Documented in Volume 1 of the UNIX Programmers Manual.
See /usr/doc/lex on 4.2 BSD systems for additional online documentation on this.
From martin@noscvax.UUCP (Douglas W. Martin) arpanet: martin@nosc
Subject: lex(1) output statistics (Summary)
... I requested info explaining lex output statistics; e.g. the meanings
of the "%" parameters, what sorts of rules caused which tables to increase
in size, etc... A summary of responses follows.
From: (Vern Paxson [rtsg]) vern@lbl-csam
>I can tell you what some of the mysterious %{e,p,n,...}'s in the Lex
>output are:
>
> %e is the number of NFA states needed to recognize the input patterns.
> It is a linear function of the number of characters and operators in
> the patterns.
>
> %n is the number of DFA states needed for the recognizer. It is
> potentially an exponential function of the number of NFA states,
> but in practice tends to be no greater and usually less than the
> %e figure.
>
> %t is the number of state transitions in the NFA. It is a function of
> the complexity of your patterns (especially "*", and "+" operators)
> and especially the occurence of character classes inside of closures.
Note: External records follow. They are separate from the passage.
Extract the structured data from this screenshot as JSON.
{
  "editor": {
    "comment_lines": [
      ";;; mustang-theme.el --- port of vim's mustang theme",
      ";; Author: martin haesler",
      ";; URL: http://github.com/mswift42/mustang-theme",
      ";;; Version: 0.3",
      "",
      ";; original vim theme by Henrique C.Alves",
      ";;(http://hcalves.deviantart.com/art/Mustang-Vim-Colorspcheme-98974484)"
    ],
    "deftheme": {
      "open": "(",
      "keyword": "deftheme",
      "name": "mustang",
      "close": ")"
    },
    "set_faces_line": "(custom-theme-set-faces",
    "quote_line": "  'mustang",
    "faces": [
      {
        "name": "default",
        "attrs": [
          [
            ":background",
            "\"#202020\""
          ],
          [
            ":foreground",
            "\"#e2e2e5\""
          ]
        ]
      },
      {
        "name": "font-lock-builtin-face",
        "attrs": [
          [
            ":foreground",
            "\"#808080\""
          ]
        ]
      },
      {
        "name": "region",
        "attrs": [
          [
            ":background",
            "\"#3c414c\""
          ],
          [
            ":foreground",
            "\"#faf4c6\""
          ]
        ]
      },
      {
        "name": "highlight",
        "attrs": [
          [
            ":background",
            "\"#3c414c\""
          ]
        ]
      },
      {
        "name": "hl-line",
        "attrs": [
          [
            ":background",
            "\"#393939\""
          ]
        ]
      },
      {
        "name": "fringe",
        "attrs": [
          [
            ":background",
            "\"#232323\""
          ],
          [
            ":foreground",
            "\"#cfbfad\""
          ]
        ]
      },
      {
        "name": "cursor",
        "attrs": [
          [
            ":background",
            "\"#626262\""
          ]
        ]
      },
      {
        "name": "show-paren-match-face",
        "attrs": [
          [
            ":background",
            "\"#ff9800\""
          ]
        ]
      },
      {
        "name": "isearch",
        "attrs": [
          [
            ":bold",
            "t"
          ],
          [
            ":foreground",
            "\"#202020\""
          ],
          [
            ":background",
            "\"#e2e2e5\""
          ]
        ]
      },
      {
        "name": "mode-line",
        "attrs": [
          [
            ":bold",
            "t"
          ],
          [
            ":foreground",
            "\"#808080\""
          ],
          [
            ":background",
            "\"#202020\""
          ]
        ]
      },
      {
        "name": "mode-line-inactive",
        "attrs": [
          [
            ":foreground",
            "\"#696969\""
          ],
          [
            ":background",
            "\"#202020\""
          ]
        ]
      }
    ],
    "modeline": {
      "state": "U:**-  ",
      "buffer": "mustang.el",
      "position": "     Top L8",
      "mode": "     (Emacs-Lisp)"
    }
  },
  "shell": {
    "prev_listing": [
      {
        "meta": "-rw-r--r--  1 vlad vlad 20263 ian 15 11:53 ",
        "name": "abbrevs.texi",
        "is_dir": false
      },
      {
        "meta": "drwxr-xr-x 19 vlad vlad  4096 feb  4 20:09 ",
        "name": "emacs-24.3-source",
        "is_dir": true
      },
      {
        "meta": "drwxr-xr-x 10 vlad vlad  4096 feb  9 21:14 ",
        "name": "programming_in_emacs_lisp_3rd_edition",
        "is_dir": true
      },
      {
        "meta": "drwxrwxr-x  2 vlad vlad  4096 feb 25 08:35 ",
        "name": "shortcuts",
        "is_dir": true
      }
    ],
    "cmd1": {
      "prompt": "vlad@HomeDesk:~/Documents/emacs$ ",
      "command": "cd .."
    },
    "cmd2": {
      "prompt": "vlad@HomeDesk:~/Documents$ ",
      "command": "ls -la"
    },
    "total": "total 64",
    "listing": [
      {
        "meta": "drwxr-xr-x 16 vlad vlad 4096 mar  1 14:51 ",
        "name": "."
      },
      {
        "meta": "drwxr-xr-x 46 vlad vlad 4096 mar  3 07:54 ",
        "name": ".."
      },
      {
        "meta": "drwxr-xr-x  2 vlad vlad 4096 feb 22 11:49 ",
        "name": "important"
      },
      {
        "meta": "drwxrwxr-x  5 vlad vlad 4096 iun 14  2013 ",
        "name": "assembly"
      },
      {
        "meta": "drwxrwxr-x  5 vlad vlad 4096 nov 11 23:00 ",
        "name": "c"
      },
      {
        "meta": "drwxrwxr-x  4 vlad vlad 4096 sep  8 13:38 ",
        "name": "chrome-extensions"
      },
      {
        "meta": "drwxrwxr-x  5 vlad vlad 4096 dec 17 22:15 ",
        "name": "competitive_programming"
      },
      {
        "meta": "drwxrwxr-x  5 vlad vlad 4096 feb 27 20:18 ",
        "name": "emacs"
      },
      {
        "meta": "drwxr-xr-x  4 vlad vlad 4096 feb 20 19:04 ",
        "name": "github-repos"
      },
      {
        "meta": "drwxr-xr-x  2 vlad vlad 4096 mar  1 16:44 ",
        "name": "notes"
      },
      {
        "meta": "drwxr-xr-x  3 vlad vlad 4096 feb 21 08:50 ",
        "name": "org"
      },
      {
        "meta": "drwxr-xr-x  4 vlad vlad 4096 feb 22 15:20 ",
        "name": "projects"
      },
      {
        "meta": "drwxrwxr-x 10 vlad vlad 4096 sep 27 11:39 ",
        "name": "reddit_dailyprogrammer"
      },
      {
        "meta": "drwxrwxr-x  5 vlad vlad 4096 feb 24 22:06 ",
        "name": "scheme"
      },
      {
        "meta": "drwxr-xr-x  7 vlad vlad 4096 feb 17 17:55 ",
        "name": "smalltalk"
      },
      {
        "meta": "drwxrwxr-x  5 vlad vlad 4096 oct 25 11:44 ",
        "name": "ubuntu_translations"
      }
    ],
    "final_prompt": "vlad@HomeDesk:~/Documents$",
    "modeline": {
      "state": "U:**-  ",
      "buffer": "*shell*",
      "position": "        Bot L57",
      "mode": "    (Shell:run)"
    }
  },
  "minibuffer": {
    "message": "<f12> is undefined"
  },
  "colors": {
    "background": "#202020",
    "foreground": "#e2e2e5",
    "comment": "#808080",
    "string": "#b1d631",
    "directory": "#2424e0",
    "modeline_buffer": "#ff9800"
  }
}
> One character class and closure is enough to do it. For example,
> "keyword recognizer" inputs like:
begin return( TOK_BEGIN );
end return( TOK_END );
procedure return( TOK_PROCEDURE );
.
.
.
[a-z]+ return( TOK_IDENTIFIER );
> will result in a very high %t figure. It's Lex's job to compress
> all of these transitions into something much smaller, but it doesn't
> do an especially good job. We have written our own Lex program in
> Ratfor and our experience shows that you can halve the size of the
> tables for complicated sets of rules.
>
> %o is basically the compressed version of %t. The total amount of
> memory the tables generated by Lex will take is
> 3*(%n) + 2*(%o) + X integer words
> where X is roughly 2*(%n). Most of this stuff could be declared
> as short but isn't. In addition, there's a constant overhead of
> two arrays of 128 characters each.
>
> I could make guesses as to what %k, %p, and %a are, but all they'd be
>is guesses.
> If your concern is in staying within Lex's default maximums for these
>values, the way to do it is to eliminate ambiguities and similarities between
>rules. The above example of rules that recognize keywords and identifiers
>will use a great deal less of Lex's resources (and have much smaller output
>tables) if you get rid of either the keyword rules or the identifier rules.
>The complexity in the set of rules arises from the ambiguity of each
>keyword also matching the identifier rule.
> But if you want to keep your input rules intact, you can increase Lex's
>maximum for a given value by putting, e.g,
%a 3000
>in the declarations section of the input. In picking how much to raise
>the value, I just increase by 500 or 1000 and see if that's enough. Judging
>from the operation of our Lex, I don't think any of these maximums have
>a geometric effect on the amount of memory Lex uses. They may very easily
>have a geometric effect on Lex's run-time, though.
> Vern Paxson, Real Time Systems Group, Lawrence Berkeley Laboratory
> vern@lbl-csam.ARPA
From: Don Davis JHU/APL
>I was confronted with this problem about one year ago. I had to
>increase the table parameters (I forget the name of the file, but
>it was a .h file) and recompile lex. I called my new lex "biglex" and
>it worked just fine.
> How do you determine the correct size for the table parameters? I didn't
>have the time or inclination to analyze the operation of lex, so I just
>used trial and error. What can I say; it worked!
> Don Davis JHU/APL
>